Designing a sustainable food garden means maintaining a healthy environment while growing nutritious food. As a condition of sustainability, it is important that nature not be subject to increasing concentrations of unnatural synthetic compounds. To fulfill this condition, gardeners practice organic principles of building healthy soil, composting, crop rotation and nonsynthetic pest control.
  1. Soil Fertility

    • Essential to any garden design is the principle of building soil fertility to support healthy plants. Sustainable agriculture replenishes nutrients depleted from the soil by growing food crops. One good source of nutrient replenishment is animal manure. Manures contain undigested plant fibers, or cellulose, because most animals cannot fully digest plants. Acting alone, manure can’t add nutrients to soil. However, bacteria and fungi digest cellulose in manure after it is incorporated into soil. This microbial action restores soil fertility and makes nutrients available to plants.

    Synthetic vs. Organic

    • Synthetic nitrogen fertilizers enrich soil with necessary nitrogen, but they do not build organic matter.
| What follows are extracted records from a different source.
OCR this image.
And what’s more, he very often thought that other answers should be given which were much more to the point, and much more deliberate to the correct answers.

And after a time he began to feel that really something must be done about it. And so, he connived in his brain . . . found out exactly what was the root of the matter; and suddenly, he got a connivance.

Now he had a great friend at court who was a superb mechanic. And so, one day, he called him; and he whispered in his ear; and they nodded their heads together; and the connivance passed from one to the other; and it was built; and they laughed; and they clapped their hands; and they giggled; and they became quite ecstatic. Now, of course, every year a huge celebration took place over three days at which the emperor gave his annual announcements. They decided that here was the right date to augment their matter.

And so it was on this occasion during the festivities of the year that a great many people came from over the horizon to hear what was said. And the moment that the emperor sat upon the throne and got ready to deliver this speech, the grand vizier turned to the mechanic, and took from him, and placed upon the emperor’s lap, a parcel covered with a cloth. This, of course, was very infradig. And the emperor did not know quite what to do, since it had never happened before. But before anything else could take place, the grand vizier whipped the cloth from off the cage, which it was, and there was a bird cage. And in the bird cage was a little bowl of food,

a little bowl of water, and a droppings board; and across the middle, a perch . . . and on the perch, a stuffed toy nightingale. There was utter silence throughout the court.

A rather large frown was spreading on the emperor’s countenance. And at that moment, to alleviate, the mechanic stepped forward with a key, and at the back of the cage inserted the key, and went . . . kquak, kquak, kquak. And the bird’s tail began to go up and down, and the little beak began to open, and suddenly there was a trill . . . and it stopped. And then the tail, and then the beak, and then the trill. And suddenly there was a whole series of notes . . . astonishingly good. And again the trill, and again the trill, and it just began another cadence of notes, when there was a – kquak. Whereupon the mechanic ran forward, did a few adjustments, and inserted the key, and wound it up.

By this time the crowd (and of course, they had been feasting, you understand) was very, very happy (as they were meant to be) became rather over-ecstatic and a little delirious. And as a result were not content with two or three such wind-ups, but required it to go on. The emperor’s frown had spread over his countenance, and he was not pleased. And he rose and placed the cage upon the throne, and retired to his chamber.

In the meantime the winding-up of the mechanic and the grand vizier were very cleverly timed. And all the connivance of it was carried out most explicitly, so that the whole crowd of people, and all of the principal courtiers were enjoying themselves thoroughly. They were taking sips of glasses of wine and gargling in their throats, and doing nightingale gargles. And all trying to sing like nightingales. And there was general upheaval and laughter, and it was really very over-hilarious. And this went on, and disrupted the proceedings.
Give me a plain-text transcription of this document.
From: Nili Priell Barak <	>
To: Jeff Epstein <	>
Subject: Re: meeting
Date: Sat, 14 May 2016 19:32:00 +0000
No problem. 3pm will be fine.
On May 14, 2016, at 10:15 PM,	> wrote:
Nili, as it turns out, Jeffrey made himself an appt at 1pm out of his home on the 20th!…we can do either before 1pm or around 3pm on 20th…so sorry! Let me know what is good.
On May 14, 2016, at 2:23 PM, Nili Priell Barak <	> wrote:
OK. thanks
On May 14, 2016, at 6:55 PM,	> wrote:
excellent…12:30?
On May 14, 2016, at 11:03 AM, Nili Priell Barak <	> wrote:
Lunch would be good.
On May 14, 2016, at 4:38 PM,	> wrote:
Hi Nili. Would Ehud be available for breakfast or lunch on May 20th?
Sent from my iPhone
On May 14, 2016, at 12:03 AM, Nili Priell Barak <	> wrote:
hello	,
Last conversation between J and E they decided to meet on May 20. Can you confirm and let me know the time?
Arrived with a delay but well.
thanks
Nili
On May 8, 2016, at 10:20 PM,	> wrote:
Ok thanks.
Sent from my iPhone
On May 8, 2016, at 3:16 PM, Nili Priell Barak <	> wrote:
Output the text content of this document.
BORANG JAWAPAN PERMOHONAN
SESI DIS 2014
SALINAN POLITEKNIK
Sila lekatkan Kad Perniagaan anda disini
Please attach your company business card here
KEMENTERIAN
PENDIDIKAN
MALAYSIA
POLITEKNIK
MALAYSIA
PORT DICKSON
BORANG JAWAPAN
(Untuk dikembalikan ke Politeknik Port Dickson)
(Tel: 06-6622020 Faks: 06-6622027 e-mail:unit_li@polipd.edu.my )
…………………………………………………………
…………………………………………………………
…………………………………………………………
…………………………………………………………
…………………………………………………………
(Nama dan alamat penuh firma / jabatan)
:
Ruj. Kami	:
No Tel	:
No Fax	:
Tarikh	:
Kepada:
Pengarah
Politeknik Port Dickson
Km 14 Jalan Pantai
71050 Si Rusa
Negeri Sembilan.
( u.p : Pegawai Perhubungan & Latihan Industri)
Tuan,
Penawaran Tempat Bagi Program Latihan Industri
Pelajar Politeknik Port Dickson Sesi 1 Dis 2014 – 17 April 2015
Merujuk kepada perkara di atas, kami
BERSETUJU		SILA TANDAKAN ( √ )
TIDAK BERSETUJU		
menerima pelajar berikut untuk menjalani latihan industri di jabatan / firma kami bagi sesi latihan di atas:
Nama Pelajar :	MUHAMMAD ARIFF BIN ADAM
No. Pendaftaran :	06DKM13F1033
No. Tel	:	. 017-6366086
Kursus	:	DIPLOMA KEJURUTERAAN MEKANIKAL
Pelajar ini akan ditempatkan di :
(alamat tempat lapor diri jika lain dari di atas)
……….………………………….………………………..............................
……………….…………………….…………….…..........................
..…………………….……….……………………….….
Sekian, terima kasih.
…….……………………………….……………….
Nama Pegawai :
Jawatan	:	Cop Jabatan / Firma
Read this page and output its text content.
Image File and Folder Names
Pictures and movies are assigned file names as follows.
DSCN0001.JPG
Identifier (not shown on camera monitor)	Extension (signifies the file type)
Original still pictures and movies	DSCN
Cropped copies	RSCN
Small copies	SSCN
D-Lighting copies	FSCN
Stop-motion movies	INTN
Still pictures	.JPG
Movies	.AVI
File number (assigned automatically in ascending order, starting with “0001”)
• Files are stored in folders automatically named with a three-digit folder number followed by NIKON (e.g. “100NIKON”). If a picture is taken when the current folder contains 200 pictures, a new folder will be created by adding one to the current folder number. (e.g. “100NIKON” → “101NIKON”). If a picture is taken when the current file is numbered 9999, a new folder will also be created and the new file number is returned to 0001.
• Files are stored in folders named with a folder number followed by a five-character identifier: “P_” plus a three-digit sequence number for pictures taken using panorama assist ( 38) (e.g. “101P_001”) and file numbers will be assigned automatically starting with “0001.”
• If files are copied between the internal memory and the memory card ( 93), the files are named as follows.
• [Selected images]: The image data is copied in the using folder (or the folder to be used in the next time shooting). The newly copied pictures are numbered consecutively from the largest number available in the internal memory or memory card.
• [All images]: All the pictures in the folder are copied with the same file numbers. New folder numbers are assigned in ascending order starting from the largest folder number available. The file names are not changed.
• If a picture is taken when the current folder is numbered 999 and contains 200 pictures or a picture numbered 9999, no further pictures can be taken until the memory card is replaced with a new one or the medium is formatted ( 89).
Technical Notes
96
Using green-manure cover crops and worm castings meets two goals of sustainable design: adding nitrogen to soil and building organic matter. Green manure is not animal manure. It is the product of growing living plants as cover crops that returns nitrogen and nutrients to soil after tilling. Jeff Schalau of Arizona State University says that using worm excrement, or castings, is a valuable sustainable agricultural practice. George Dickerson of New Mexico State University says that castings can contain up to 11 times more nitrogen than garden soil.

    Crop Rotation

    • Over successive growing seasons, sustainability declines when gardeners grow food plants from the same family in the same location. Same-family plants have similar nutritional requirements and deplete soil of the same nutrients. This leaves soil nutrient-poor to sustain similar plantings year after year. The University of Delaware recommends not growing same-family plants in the same location for 3 to 5 years. For example, tomatoes, potatoes and peppers are in the Solanaceae family. Applying crop-rotation principles, gardeners would not grow tomatoes year after year in the same garden plot, and they’d also not plant bell peppers in the same garden plot where they grew tomatoes 3 to 5 years before.

    Insect Control

    • Food-plant sustainability design guidelines are incomplete without considering responsible pest-control measures. Some botanical pesticides, such as pyrethrum and neem oil, are plant derivatives. Pyrethrum is an extract of chrysanthemum flowers, and neem oil is an extract of the neem tree. Bacillus thuringiensis (Bt) is formulated from species of bacteria, and one formulation of spinosad is derived from digestion secretions of a soil-borne bacterium. All methods do not control all insect pests, but label information on organic products indicates appropriate measures for insect-specific problems.